(1.) In this second appeal, the main point for consideration is whether the application under Section 45, Madras Estates Land Act, put in by the appellant is not barred by limitation under Art. 7, Part B, Sch. B to that Act. That article provides for an application for determining the sum payable by a person occupying land otherwise than by inheritance or legal transfer, one year's time from the date of the occupation. Section 45 itself states that a person who without the consent of the land-holder occupies for agricultural purposes raiyati land which he has not acquired by inheritance or legal transfer shall be liable to pay for each revenue year or portion thereof a sum fixed as damages for such unauthorized occupation. The first Court held that this application was barred by limitation, inasmuch as it was not filed within one year from the data of the occupation of the land by the respondents. It is perfectly clear that if the date on which the occupation itself commenced should be taken to be the starting point of limitation, this application is out of time. The possession of the respondents appears to have commenced several years before the date of this application and continued down to the date on which this application was filed. In order to get over the Bar of limitation, it is argued by the learned Counsel for the appellant that Art. 7 referred to above should be construed in the light of the wording of Section 45, Madras Estates Land Act. The section deals with a liability to pay for each revenue year or a portion thereof. If the starting point of limitation should be taken to be the date on which the unauthorized occupation commenced, there can be only one application under Section 45 for the re-recovery of the sum as damages for the year of occupation or a portion thereof. A similar application under Section 45 for the next revenue year would be barred by limitation, if the starting point be taken as the date of the first occupation. It is therefore argued that such a result would not have been contemplated in Section 45.

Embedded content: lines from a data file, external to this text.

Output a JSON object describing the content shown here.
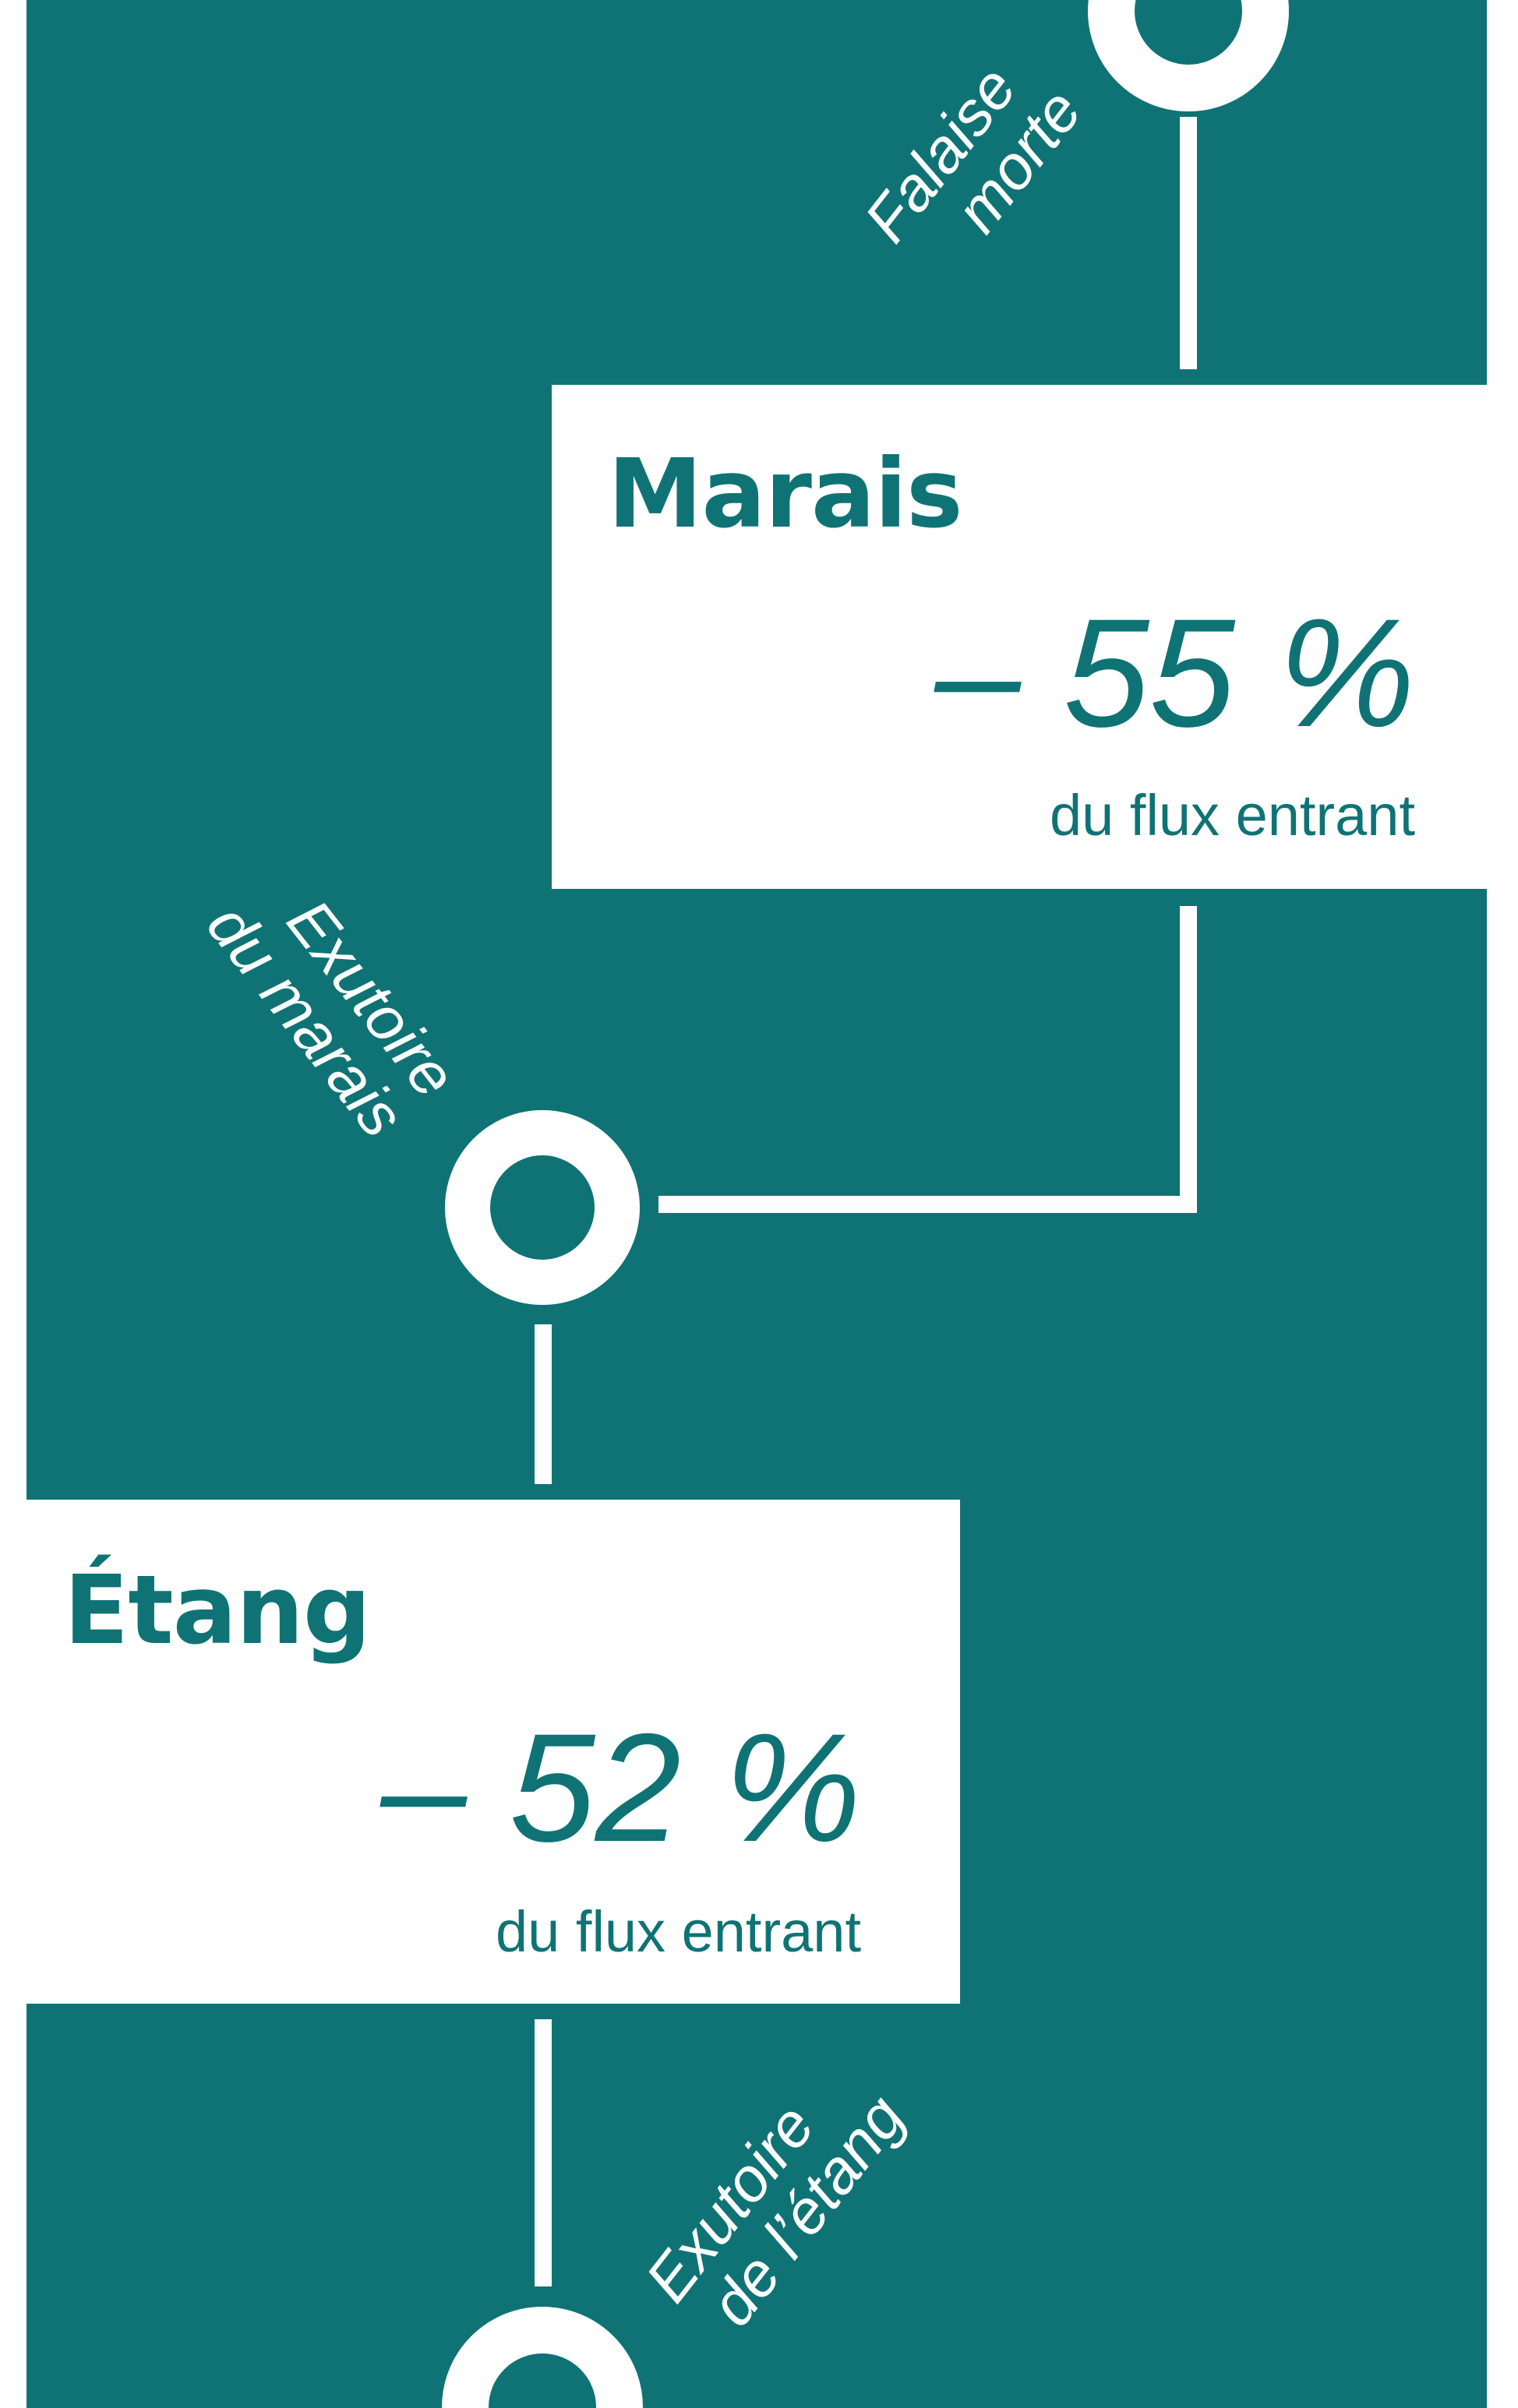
{
  "colors": {
    "teal": "#0f7375",
    "white": "#ffffff"
  },
  "nodes": [
    {
      "id": "falaise",
      "label_line1": "Falaise",
      "label_line2": "morte"
    },
    {
      "id": "exutoire-marais",
      "label_line1": "Exutoire",
      "label_line2": "du marais"
    },
    {
      "id": "exutoire-etang",
      "label_line1": "Exutoire",
      "label_line2": "de l’étang"
    }
  ],
  "boxes": [
    {
      "id": "marais",
      "title": "Marais",
      "value": "– 55 %",
      "subtitle": "du flux entrant"
    },
    {
      "id": "etang",
      "title": "Étang",
      "value": "– 52 %",
      "subtitle": "du flux entrant"
    }
  ]
}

(2.) As observed by the learned District Judge the object of the legislature in enacting Section 45 is only to enable the landholder to resort to a speedy and summary remedy. If he wants to avail himself of that remedy, he must apply to the Revenue Court within one year and get this amount of damages fixed. Suppose the unauthorized occupation continues for two years and more without any break, is it open to the landholder to put in an application under Section 45 in each of those years and get an award of compensation in respect of that year? If the interpretation contended for by the appellant is accepted, the result would be that in each revenue year during the whole period of occupation the occupant must be deemed to have occupied the land for the first time. The remedy under Section 45 would be resorted to in the case of unauthorized occupation by squatting on the land for purposes of agriculture in a particular fasli and quitting the land after reaping the crops, and squatting on it again in another revenue year in order to enjoy the crops raised. If it is shown that the occupation of the land began in any particular year, the application under Section 45 can be made within one year of such occupation.
(3.) The only limitation for the number of such applications is what is provided for in the explanation to Section 6, Clause (2) of the Act. According to that explanation, if the landholder has received or recovered any payment under Section 45, he shall be deemed to have admitted the occupant to possession, unless within two years from the date of the receipt or recovery of the payment or first of such payments, if more than one, he files a suit before the Collector for ejecting such person. By reason of this explanation, it is clear that resort to Section 45 can only be had twice and not more than that. That being so the remedy under Section 45 is a special and temporary one. It does not contemplate the recovery of compensation by the landholder in respect of every year of occupation, though such occupation continues for a number of years falling short of 12 years enjoyment which would debar the landholder even from filing a suit in ejectment. The date of occupation mentioned in Art. 7, Sch. B to the Act seems to my mind to be the date on which the unauthorized occupation began. If in a particular case the unauthorized occupation began morel than a year before the date of the application, the bar of limitation under Art. 7 cannot be got over unless a fiction is introduced to the effect that the land-holder can choose any date during the period of occupation within one year prior to his application as the starting point for limitation. Such a construction would be doing violence to the language of Art. 7 and if such an interpretation be accepted, there would be nothing wrong in treating the date of the admission to the land mentioned in Art. 4 in respect of an application under Section 25 of the Act as any date during the period of occupation on admission to the land. It is rightly conceded by the learned advocate for the appellant, that with respect to Art. 4 the date of admission to the land means the date on which the tenant was admitted to possession.